Esse oceano Pacífico com olhos poderia estar no caminho de um de seus fantásticos personagens, aos pés de Cosme, o barão-tarzã, ou no caminho do cavaleiro oco, Agilulfo Emo Bertrandino dos Guildiverni e dos Altri de Corbentraz e Sura. As descrições de Calvino, com destaque para as impressões de viagem em seu périplo pelos Estados Unidos, são de uma claridade, por assim dizer, mediterrânea. Sua visita às instalações da IBM, por exemplo, é um conto acabado, ainda que não passe de uma descrição absolutamente objetiva, incluindo aí suas impressões subjetivas:
Muitas caixas de doces em todas as bancadas e trabalho; é Natal. No meio dos cérebros eletrônicos decorações e dizeres natalinos; aos operários da técnica mais avançada do mundo os alto-falantes transmitem christmas carols oferecidas pela direção da IBM.
Os seis meses que Calvino passa nos Estados Unidos, com uma bolsa da Fundação Ford, constituem o trecho mais longo do livro. As grandes corporações, a bolsa de valores, enfim, o capitalismo em sua plenitude é algo que o fascina, e os Estados Unidos são percebidos como o Aleph, o início e o fim da economia mundial. “O tédio da viagem foi amplamente compensado pela emoção da chegada a Nova York, a visão mais espetacular que nos é dada nesta terra. Os arranha-céus despontam cinzentos no céu que mal clareou, e parecem ruínas enormes de uma monstruosa Nova York abandonada daqui a mil anos.” A visão apocalíptica de Nova York, num texto de 1959, posteriormente transformada em lugar-comum pelo cinema, e parcialmente concretizada em 11 de setembro de 2001, revela-se a Calvino em sua chegada aos EUA. O intelectual italiano e ex-comunista, então com 36 anos, está em busca da “verdadeira América”, um mundo de criação e destruição simultâneas.

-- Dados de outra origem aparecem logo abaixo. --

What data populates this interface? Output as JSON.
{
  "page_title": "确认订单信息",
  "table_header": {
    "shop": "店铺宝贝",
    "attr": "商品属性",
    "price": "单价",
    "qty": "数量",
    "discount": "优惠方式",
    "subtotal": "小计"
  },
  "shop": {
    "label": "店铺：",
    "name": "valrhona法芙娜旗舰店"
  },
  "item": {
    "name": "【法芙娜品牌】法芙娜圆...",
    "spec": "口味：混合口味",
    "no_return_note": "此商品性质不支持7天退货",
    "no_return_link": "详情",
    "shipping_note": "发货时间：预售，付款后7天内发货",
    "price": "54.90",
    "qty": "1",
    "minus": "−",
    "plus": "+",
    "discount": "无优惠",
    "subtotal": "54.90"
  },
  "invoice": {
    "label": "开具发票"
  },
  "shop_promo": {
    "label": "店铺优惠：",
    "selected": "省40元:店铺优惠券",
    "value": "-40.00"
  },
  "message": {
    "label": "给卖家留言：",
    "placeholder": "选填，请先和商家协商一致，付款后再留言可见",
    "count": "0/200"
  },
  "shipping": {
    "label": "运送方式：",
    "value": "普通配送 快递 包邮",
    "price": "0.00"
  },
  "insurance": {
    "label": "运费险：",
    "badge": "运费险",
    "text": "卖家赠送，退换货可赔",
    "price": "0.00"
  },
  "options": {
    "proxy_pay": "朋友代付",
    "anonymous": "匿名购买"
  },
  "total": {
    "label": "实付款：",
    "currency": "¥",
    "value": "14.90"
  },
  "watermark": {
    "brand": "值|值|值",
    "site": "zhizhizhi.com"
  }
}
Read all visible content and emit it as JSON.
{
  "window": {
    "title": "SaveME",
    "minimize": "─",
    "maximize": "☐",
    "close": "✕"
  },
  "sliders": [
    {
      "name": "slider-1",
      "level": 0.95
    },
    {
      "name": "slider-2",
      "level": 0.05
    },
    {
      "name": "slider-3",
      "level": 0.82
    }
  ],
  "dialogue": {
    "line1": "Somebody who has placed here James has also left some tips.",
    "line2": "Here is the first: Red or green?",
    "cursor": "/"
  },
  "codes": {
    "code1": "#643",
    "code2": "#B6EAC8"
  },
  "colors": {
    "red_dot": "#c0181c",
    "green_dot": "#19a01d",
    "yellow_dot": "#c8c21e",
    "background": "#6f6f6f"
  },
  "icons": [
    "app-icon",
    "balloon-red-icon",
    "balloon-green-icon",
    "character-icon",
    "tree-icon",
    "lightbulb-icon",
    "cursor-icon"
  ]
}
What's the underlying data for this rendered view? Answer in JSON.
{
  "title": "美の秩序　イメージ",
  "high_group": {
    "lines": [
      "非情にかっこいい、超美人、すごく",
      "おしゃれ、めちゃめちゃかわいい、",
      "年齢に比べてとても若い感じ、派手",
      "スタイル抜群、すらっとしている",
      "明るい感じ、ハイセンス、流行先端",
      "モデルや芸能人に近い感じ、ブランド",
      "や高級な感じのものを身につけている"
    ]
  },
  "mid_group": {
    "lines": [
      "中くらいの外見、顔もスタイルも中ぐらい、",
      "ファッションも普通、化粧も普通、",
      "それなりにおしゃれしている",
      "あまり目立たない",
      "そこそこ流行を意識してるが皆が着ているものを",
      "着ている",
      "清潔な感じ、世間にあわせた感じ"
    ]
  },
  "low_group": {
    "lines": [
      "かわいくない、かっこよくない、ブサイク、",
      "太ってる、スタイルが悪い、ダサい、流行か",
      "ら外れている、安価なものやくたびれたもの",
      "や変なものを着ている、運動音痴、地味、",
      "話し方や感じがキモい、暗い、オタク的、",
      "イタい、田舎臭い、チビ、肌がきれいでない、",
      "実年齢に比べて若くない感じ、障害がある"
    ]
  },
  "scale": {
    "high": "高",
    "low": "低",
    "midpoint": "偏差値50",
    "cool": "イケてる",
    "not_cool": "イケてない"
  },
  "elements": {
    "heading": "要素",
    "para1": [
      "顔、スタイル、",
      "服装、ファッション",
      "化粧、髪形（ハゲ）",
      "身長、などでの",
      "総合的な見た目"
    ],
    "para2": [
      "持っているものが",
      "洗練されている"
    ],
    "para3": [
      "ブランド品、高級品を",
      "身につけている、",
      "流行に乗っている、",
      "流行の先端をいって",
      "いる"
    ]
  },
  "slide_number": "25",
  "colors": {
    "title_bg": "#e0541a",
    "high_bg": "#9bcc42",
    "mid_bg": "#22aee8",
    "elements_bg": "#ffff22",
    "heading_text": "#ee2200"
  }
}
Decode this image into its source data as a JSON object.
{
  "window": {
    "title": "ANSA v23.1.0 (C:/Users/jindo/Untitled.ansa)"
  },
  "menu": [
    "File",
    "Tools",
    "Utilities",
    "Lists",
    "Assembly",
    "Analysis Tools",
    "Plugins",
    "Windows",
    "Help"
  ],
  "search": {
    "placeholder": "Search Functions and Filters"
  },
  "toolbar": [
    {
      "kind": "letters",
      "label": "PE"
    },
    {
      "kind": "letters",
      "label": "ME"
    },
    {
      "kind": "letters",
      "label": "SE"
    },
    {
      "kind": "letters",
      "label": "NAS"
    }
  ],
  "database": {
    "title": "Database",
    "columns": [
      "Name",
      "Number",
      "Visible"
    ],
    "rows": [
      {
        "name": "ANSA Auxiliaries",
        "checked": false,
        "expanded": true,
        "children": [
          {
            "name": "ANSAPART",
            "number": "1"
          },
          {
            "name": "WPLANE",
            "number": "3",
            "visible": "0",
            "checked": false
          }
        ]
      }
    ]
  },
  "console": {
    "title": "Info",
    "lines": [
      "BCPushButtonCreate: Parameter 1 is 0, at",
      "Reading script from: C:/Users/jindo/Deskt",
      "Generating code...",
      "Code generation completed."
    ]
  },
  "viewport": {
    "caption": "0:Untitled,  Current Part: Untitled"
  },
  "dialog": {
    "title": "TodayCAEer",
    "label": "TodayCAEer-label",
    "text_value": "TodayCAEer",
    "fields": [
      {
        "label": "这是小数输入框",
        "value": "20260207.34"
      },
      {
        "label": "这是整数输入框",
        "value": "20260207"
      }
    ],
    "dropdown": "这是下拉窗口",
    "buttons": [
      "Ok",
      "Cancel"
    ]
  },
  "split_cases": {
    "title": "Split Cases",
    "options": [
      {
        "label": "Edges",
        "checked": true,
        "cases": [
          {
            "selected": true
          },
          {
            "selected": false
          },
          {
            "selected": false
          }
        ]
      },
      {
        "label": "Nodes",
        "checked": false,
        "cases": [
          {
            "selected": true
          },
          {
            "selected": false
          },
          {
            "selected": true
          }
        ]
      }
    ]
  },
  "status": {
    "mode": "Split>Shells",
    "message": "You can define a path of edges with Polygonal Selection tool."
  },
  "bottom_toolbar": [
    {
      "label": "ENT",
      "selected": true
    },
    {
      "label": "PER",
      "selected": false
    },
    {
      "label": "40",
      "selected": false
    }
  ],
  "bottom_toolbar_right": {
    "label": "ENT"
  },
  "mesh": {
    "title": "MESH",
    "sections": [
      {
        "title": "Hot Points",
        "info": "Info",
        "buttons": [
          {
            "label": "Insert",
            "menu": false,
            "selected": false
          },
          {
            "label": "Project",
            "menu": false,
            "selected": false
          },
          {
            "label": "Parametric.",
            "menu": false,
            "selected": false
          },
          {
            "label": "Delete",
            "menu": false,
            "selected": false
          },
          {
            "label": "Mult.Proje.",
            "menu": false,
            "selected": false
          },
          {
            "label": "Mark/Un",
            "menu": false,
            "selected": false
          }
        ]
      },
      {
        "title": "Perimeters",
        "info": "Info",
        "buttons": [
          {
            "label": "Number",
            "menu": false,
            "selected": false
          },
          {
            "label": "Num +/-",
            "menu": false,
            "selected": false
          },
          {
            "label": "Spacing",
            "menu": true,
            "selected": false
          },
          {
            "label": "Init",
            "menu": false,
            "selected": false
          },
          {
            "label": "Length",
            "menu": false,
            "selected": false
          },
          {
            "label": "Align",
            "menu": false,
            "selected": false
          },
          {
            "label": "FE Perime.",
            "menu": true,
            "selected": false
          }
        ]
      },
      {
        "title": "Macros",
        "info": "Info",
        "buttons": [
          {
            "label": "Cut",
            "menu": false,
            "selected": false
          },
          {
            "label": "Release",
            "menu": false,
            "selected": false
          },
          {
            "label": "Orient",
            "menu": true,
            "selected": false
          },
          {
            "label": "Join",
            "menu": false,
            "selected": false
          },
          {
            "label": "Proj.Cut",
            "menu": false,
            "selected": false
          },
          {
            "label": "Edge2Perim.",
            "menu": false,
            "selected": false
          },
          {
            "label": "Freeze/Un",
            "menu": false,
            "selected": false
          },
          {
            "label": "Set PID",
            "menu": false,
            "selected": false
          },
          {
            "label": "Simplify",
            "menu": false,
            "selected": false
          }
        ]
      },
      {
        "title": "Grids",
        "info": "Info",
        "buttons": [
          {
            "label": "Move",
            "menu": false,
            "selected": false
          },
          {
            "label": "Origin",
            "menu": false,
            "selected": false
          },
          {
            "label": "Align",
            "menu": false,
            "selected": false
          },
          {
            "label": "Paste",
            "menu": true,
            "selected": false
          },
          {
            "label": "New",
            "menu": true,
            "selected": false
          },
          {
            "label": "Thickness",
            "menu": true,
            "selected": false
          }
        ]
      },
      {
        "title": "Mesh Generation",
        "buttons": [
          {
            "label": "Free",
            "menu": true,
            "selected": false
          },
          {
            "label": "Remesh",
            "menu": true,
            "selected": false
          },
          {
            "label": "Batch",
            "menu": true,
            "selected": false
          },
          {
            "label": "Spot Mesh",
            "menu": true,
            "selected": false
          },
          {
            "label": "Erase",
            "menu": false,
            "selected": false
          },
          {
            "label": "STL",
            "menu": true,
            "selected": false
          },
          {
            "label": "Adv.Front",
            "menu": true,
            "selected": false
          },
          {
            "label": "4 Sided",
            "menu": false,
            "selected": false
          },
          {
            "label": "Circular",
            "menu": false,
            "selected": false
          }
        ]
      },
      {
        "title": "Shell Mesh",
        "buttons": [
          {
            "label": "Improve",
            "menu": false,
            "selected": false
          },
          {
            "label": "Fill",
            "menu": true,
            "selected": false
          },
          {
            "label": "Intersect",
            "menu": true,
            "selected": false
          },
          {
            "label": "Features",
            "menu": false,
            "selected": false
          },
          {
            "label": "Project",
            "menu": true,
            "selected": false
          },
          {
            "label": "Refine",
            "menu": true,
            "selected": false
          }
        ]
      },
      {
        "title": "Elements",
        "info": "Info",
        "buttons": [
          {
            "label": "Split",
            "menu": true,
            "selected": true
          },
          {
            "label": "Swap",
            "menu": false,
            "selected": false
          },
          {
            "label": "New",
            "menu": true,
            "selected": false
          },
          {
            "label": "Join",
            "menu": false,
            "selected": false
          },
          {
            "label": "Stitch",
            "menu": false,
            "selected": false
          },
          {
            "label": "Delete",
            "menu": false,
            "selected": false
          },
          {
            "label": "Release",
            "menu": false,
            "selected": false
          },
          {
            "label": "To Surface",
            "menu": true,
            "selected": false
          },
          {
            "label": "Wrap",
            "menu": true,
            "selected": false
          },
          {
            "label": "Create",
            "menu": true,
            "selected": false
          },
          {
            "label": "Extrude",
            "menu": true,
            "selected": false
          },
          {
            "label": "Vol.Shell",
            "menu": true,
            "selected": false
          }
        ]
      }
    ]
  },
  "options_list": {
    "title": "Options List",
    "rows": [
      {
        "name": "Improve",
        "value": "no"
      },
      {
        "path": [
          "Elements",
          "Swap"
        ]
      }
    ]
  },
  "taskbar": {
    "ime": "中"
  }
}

No entanto, é em Paris que Calvino escolhe morar em sua maturidade, onde casa e cria uma filha. No texto Eremita em Paris, de 1974, ele explica que, como escritor, parte de seu trabalho pode ser feita em solidão, numa casa isolada no meio do campo ou numa ilha e essa casa ele a tem “bem no meio de Paris”. Trata-se da velha e conhecida necessidade de distanciamento de que falam alguns escritores. Com isso, Calvino declara que não poderia viver na Liguria ou em Turim, para escrever. Boa parte de suas histórias se passa na Riviera, onde viveu a infância, “É que se narra bem daquilo que deixamos para trás, que representa algo concluído (e depois descobrimos que não está nada concluído)”. Mas que prefere estar longe da infância para escrever, mesmo levando-a por todas as cidades por aonde anda, visíveis ou invisíveis.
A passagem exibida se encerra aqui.